什么都没找到。
真的不见了……
傅廿呆滞的看着身上新换的衣服,脑子里飞速回想着昨夜的事情。
他一向浅眠,不可能让人近身拿走东西并且更衣不醒。
多半是昨天的安神散配上熏香的药劲,才被像是困在梦魇里一样,怎么都醒不过来。
傅廿一边懊悔没打起足够的警惕,一边又想不出到底来的人是谁。
替他更衣擦身,肯定不会是想来害他,至于为什么顺走他的东西……
傅廿死活想不通为什么。
不过师兄府邸的位置……傅廿记得,当时送那个读书人上京的时候,对方给过他具体的地址,说是如若混不下去了,可以去投奔。
那个时候傅廿并不知道那个书生是师兄门下的门客,现在也算是赶巧了,等过几天能动弹了,傅廿就回去翻找当初裴昼留个他的字条。
换药的时候,傅廿还是在想这两日到底是谁来过,想了半天,傅廿死活找不到头绪。
既然前两天都来了,今天或许可以期待一下,正好抓个现行。
到了下午,傅廿感觉到高烧稍微退了一些,至少人不是那么昏昏沉沉的,不过他还是装作病恹恹的样子,连喝药手都是抖得,说话的声音甚至比前两日更虚弱几分。
熬到太阳西沉,太医临走前,替他换药的时问道,“今日高热可褪去了些?”
傅廿轻轻地摇了摇头。
“唉……”
傅廿听见太医叹息了一声。
宫里的太医有一项,便是不会在患者面前讨论病情,哪怕人已经死了大半,也得说会好起来。

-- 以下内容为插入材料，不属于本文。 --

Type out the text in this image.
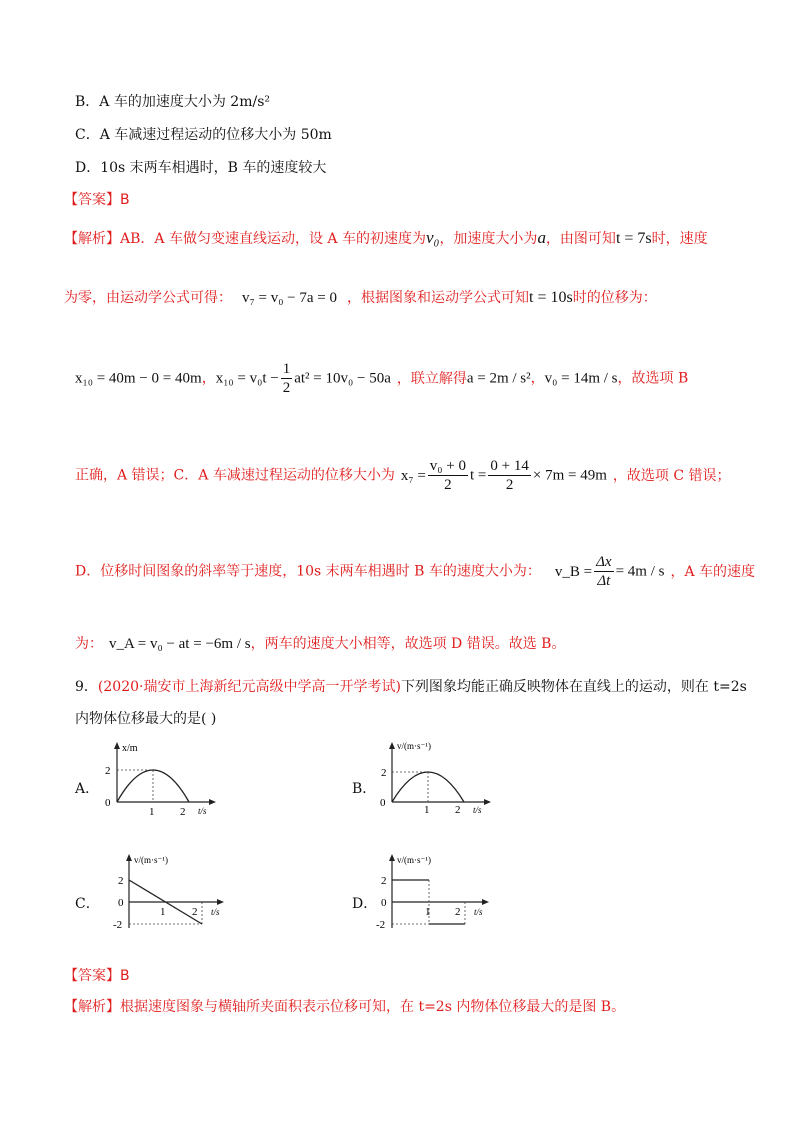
B．A 车的加速度大小为 2m/s²
C．A 车减速过程运动的位移大小为 50m
D．10s 末两车相遇时，B 车的速度较大
【答案】B
【解析】AB．A 车做匀变速直线运动，设 A 车的初速度为v₀，加速度大小为a，由图可知t = 7s时，速度
为零，由运动学公式可得： v₇ = v₀ − 7a = 0 ，根据图象和运动学公式可知t = 10s时的位移为：
x₁₀ = 40m − 0 = 40m，$x_{10} = v_0t - \frac{1}{2} at^2 = 10v_0 - 50a$ ，联立解得a = 2m / s²，v₀ = 14m / s，故选项 B
正确，A 错误；C．A 车减速过程运动的位移大小为 $x_7 = \frac{\text{v₀ + 0}}{2}$ $t = \frac{0 + 14}{2} \times 7m = 49m$ ，故选项 C 错误；
D．位移时间图象的斜率等于速度，10s 末两车相遇时 B 车的速度大小为： v_B = $\frac{\Delta x}{\Delta t} = 4m / s$ ，A 车的速度
为： v_A = v₀ − at = −6m / s，两车的速度大小相等，故选项 D 错误。故选 B。
9．(2020·瑞安市上海新纪元高级中学高一开学考试)下列图象均能正确反映物体在直线上的运动，则在 t=2s
内物体位移最大的是( )
A．
x/m
t/s
2
0
1 2
B．
v/(m·s⁻¹)
t/s
2
0
1 2
C．
v/(m·s⁻¹)
t/s
2
0
1 2
-2
D．
v/(m·s⁻¹)
t/s
2
0
1 2
-2
【答案】B
【解析】根据速度图象与横轴所夹面积表示位移可知，在 t=2s 内物体位移最大的是图 B。
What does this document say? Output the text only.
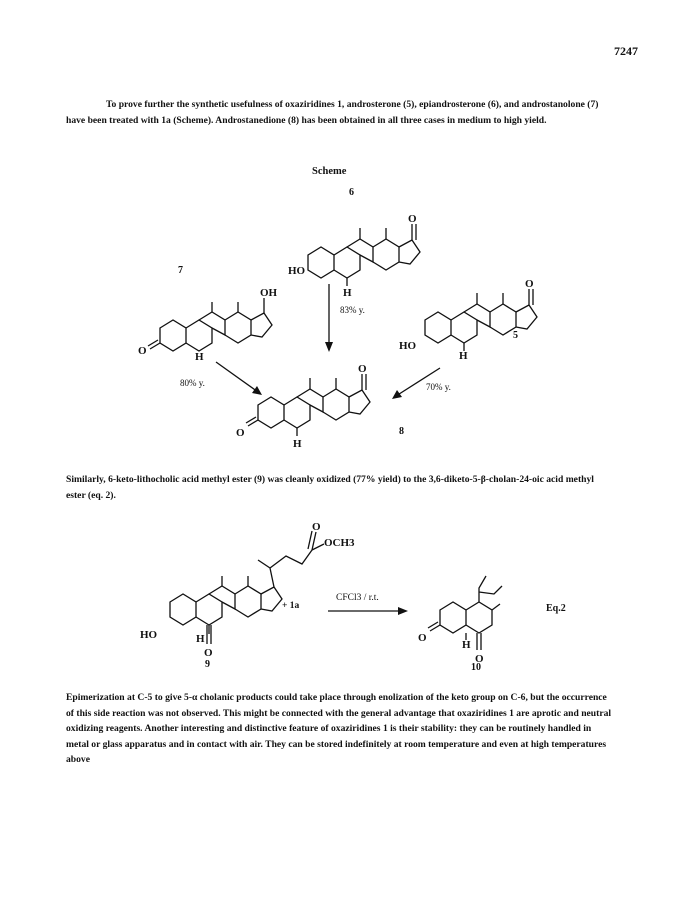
7247
To prove further the synthetic usefulness of oxaziridines 1, androsterone (5), epiandrosterone (6), and androstanolone (7) have been treated with 1a (Scheme). Androstanedione (8) has been obtained in all three cases in medium to high yield.
Scheme
O
HO
H
6
OH
O	H
7
O
HO
H
5
O
O
H
8
83% y.
80% y.	70% y.
Similarly, 6-keto-lithocholic acid methyl ester (9) was cleanly oxidized (77% yield) to the 3,6-diketo-5-β-cholan-24-oic acid methyl ester (eq. 2).
O
OCH3
HO	H
O
9
+ 1a
CFCl3 / r.t.
O
H
O
10
Eq.2
Epimerization at C-5 to give 5-α cholanic products could take place through enolization of the keto group on C-6, but the occurrence of this side reaction was not observed. This might be connected with the general advantage that oxaziridines 1 are aprotic and neutral oxidizing reagents. Another interesting and distinctive feature of oxaziridines 1 is their stability: they can be routinely handled in metal or glass apparatus and in contact with air. They can be stored indefinitely at room temperature and even at high temperatures above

不过能听见叹息,应该是今日演的还行,骗过去了太医的眼睛。
包扎好之后,傅廿才故作有气无力的问了一声,“徐太医,我,我会死吗?”
问完之后,傅廿瞥见对方明显愣了一下,局促的不知道说什么好。
看着太医慌张的神色,傅廿就知道今天肯定是骗过去了。
他可清楚着呢,不仅不会死,烧还退了大半,故作虚弱偏偏太医,好今夜再把人给引来。
“瞧您说的,”徐太医尴尬的笑了一下,“您身强体壮,这点小伤哪儿就要命。好好休息,别想太多,有事的话喊药童帮忙。”
傅廿乖乖的“嗯”了一声,示意自己知道。
晚上傅廿没等到米汤和安魂药端过来的时候,傅廿还是虚弱的躺在塌上。
“快吃吧,吃完了我好收拾碗。”药童见他躺着不动,提醒了一句。
“能稍微待一会儿吗。我有点难受,对不起。”傅廿的声音很轻。
配上他现在缠着纱布,又四肢残缺的样子,声音还软软的一副气上不来的样子,傅廿有把握能骗过眼前的小药童。

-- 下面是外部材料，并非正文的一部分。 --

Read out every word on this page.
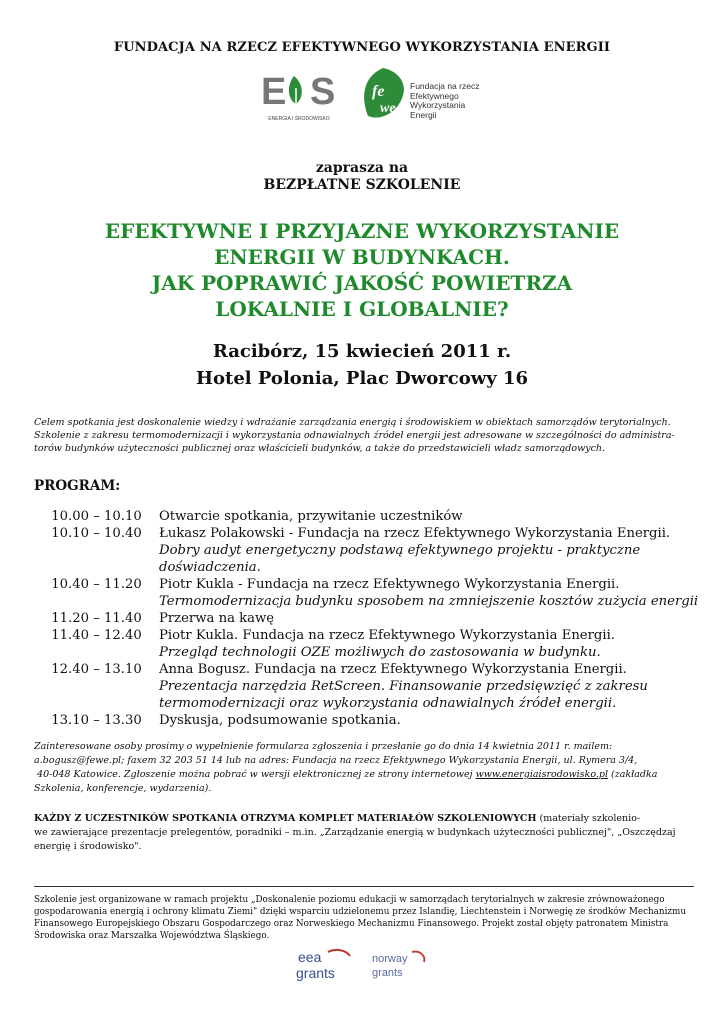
FUNDACJA NA RZECZ EFEKTYWNEGO WYKORZYSTANIA ENERGII
E S
ENERGIA I ŚRODOWISKO
fe
we
Fundacja na rzecz
Efektywnego
Wykorzystania
Energii
zaprasza na
BEZPŁATNE SZKOLENIE
EFEKTYWNE I PRZYJAZNE WYKORZYSTANIE
ENERGII W BUDYNKACH.
JAK POPRAWIĆ JAKOŚĆ POWIETRZA
LOKALNIE I GLOBALNIE?
Racibórz, 15 kwiecień 2011 r.
Hotel Polonia, Plac Dworcowy 16
Celem spotkania jest doskonalenie wiedzy i wdrażanie zarządzania energią i środowiskiem w obiektach samorządów terytorialnych.
Szkolenie z zakresu termomodernizacji i wykorzystania odnawialnych źródeł energii jest adresowane w szczególności do administra-
torów budynków użyteczności publicznej oraz właścicieli budynków, a także do przedstawicieli władz samorządowych.
PROGRAM:
10.00 – 10.10	Otwarcie spotkania, przywitanie uczestników
10.10 – 10.40	Łukasz Polakowski - Fundacja na rzecz Efektywnego Wykorzystania Energii.
Dobry audyt energetyczny podstawą efektywnego projektu - praktyczne
doświadczenia.
10.40 – 11.20	Piotr Kukla - Fundacja na rzecz Efektywnego Wykorzystania Energii.
Termomodernizacja budynku sposobem na zmniejszenie kosztów zużycia energii
11.20 – 11.40	Przerwa na kawę
11.40 – 12.40	Piotr Kukla. Fundacja na rzecz Efektywnego Wykorzystania Energii.
Przegląd technologii OZE możliwych do zastosowania w budynku.
12.40 – 13.10	Anna Bogusz. Fundacja na rzecz Efektywnego Wykorzystania Energii.
Prezentacja narzędzia RetScreen. Finansowanie przedsięwzięć z zakresu
termomodernizacji oraz wykorzystania odnawialnych źródeł energii.
13.10 – 13.30	Dyskusja, podsumowanie spotkania.
Zainteresowane osoby prosimy o wypełnienie formularza zgłoszenia i przesłanie go do dnia 14 kwietnia 2011 r. mailem:
a.bogusz@fewe.pl; faxem 32 203 51 14 lub na adres: Fundacja na rzecz Efektywnego Wykorzystania Energii, ul. Rymera 3/4,
40-048 Katowice. Zgłoszenie można pobrać w wersji elektronicznej ze strony internetowej www.energiaisrodowisko.pl (zakładka
Szkolenia, konferencje, wydarzenia).
KAŻDY Z UCZESTNIKÓW SPOTKANIA OTRZYMA KOMPLET MATERIAŁÓW SZKOLENIOWYCH (materiały szkolenio-
we zawierające prezentacje prelegentów, poradniki – m.in. „Zarządzanie energią w budynkach użyteczności publicznej", „Oszczędzaj
energię i środowisko".
Szkolenie jest organizowane w ramach projektu „Doskonalenie poziomu edukacji w samorządach terytorialnych w zakresie zrównoważonego
gospodarowania energią i ochrony klimatu Ziemi" dzięki wsparciu udzielonemu przez Islandię, Liechtenstein i Norwegię ze środków Mechanizmu
Finansowego Europejskiego Obszaru Gospodarczego oraz Norweskiego Mechanizmu Finansowego. Projekt został objęty patronatem Ministra
Środowiska oraz Marszałka Województwa Śląskiego.
eea
grants
norway
grants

果然,药童思索了一会儿,“好吧。我待会儿来收碗,我先替你去拿新的冰瓷。”
傅廿没拒绝。
再三确认药童走了之后,傅廿才爬起来,把那碗安神散小心翼翼的倒了个赶紧。又端起米汤,再三嗅了嗅,确认里面没有药物,傅廿才喝了下去。
以前为了谨慎,傅廿肯定会连米汤一起泼掉。但现在他的确饿的厉害,每日就指望这些清汤寡水果腹,实在是不舍得浪费。
做完这些后,傅廿又端起水杯,把被子的一角浇透。这样夜里再点熏香,他至少可以遮住鼻子,尽可能不受熏香的干扰。

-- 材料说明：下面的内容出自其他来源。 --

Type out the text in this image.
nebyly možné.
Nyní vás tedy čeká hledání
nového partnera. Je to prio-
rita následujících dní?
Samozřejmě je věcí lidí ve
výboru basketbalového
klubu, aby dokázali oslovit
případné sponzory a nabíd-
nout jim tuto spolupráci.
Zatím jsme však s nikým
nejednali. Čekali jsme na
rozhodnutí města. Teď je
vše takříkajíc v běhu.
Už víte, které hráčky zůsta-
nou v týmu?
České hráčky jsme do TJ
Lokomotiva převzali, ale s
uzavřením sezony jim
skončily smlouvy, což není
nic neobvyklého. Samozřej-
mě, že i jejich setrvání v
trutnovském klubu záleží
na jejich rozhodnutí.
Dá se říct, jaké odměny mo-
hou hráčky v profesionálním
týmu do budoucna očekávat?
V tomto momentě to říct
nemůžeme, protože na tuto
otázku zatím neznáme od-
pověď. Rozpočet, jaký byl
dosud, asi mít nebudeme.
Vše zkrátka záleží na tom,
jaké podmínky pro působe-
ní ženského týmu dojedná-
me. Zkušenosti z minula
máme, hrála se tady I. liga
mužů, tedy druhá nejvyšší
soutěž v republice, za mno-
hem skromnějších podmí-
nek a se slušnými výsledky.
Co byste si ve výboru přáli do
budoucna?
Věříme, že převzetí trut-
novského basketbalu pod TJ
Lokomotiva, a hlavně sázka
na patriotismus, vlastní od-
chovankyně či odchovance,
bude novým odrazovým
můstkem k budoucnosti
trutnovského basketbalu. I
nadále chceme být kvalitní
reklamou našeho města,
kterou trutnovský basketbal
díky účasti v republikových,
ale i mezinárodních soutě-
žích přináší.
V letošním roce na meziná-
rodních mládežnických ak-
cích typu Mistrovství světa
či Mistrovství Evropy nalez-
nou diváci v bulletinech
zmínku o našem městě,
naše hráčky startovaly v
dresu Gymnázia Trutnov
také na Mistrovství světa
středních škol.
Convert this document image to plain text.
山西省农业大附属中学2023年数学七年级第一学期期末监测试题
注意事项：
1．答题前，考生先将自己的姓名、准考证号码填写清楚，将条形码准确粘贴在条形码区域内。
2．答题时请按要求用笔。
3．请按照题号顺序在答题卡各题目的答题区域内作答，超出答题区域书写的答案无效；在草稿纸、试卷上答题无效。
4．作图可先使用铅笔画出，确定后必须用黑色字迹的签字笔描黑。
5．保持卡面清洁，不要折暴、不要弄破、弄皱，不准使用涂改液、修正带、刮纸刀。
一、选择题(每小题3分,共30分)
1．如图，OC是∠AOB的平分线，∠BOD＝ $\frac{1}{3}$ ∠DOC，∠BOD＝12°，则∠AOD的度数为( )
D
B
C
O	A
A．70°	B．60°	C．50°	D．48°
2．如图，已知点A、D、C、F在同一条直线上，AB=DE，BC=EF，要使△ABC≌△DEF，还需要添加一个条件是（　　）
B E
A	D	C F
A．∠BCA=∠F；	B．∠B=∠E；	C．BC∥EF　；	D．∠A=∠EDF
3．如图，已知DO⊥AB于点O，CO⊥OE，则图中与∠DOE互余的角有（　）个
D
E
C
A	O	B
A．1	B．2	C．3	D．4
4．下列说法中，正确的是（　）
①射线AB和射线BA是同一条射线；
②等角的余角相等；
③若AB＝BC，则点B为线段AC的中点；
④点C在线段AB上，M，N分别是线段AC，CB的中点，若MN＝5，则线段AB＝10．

夜里,傅廿一直保持清醒,闻到香炉有异香的时候,赶忙用之前打湿的被子盖住口鼻,闭上眼睛,明面上像是睡着一样,实际上身上所有神经都紧绷着。
果不其然,不一会儿,傅廿听见窗外有窸窸窣窣的动静。
傅廿想好了,待会儿等人靠近,直接抓现行。看看到底是谁,夜夜来访。
是师兄?还是忍冬?或者……那个男人也说不定。
不过最后一个,傅廿很快就自我否认。喂水的那夜傅廿还想过有可能会是楚朝颐,虽说以前还共枕而眠的时候楚朝颐就没用过细口壶喂他水……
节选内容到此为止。